Google has released a new family of internally designed hardware accelerators for speeding up certain machine learning workloads on the company's cloud platform.
Google's new Cloud Tensor Processing Units (TPUs) are available for beta evaluation purposes starting this week. Each TPU comprises of four application specific integrated circuits (ASICs). A single TPU packs up to 180 teraflops of performance and up to 64 GB of high-bandwidth memory in a single board.
The boards can be used in standalone fashion or they can be linked together via dedicated network connections to form so-called TPU pods, which are basically multiple petaflop scale supercomputers for running machine learning apps, according to Google product managers John Barrus and Zak Stone. Google will offer the larger supercomputers to cloud platform customers starting later this year, the two product managers stated in a Feb. 12 blog.
Google's Cloud TPUs are designed to deliver improved cost performance for targeted machine learning workloads programmed with the TensorFlow open source software library, Barrus and Stone said. The technology will allow machine learning researchers and engineers to train, run and build their machine learning models more quickly than possible using current technology.
For instance, instead of having to wait for a shared computing resource to become available, machine-learning engineers can now get exclusive access to a dedicated Google Cloud TPU via a customizable Google Compute Engine virtual machine, the two engineers said.

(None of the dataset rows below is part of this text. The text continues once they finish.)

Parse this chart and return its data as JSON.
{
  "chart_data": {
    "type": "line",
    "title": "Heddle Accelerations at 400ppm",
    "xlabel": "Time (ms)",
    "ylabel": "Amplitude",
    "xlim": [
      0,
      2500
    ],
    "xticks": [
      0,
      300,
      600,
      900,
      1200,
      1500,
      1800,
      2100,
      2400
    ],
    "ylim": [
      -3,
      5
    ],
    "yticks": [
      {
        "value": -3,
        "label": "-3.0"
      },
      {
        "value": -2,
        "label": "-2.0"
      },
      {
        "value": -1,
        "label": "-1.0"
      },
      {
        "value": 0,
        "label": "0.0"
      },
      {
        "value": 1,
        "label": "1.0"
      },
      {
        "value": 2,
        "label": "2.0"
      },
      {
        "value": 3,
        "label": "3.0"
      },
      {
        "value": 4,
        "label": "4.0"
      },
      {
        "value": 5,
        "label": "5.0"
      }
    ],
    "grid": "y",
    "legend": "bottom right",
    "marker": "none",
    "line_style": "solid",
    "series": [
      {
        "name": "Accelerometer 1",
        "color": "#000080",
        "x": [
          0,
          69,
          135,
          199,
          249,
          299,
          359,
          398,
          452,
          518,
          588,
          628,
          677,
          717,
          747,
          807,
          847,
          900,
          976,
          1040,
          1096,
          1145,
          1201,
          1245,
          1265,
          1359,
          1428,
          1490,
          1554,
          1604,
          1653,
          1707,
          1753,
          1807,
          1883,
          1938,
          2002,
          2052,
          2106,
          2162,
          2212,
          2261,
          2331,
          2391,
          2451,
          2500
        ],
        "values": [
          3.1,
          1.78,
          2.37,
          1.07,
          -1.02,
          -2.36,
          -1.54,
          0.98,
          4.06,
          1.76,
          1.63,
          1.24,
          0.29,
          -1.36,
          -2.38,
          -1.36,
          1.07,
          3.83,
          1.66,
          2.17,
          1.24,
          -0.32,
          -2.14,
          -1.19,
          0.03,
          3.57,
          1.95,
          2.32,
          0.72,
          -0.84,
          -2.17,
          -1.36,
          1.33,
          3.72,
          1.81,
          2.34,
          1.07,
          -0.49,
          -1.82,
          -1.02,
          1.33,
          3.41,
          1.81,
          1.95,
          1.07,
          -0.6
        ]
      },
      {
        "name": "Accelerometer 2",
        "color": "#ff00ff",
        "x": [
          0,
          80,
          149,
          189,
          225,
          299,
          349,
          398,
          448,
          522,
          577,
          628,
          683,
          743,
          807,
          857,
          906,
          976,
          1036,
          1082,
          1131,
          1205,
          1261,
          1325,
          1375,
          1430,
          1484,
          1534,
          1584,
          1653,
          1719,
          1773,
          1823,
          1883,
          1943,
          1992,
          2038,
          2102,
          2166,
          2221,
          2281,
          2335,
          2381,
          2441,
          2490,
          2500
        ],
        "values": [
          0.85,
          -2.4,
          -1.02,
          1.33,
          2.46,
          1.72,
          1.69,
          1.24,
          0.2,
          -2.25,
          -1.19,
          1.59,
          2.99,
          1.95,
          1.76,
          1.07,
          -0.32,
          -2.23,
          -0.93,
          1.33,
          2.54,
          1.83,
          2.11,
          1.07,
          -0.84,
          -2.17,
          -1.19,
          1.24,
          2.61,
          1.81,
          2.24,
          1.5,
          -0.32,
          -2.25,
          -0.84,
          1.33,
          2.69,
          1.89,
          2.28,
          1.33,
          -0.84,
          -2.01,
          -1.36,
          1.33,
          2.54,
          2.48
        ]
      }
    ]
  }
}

Similarly, the new TPUs eliminate the need for machine learning researchers to spend days and even weeks in training a business critical model. "You can train several variants of the same model overnight on a fleet of Cloud TPUs and deploy the most accurate trained model in production the next day," according to Stone and Barrus.
Google has also made it possible for organizations to program the new Cloud TPUs without the highly specialized skills that are typically required when dealing with supercomputers and custom ASICs, they added. Google offers several high-level APIs for TensorFlow that organizations can use to get started right away.
Google also has released to open source a set of model implementations that companies can use as a reference for building programs that take advantage of the new Cloud TPUs. The reference models include those for image classification such as ResNet-50 and Densenet, one for object detection called RetinaNet and one for language modeling and machine translation.
"Cloud TPUs also simplify planning and managing [machine learning] computing resources," Barrus and Stone said. A cloud-hosted, tightly integrated, machine-learning computing cluster eliminates the need for organizations to maintain one on their premise. Such infrastructure can be costly for organizations to develop, deploy and maintain in-house.
A cloud-hosted infrastructure also gives enterprises the ability to scale up their requirements when needed and to scale it back down when it is no longer required, the Google product managers noted.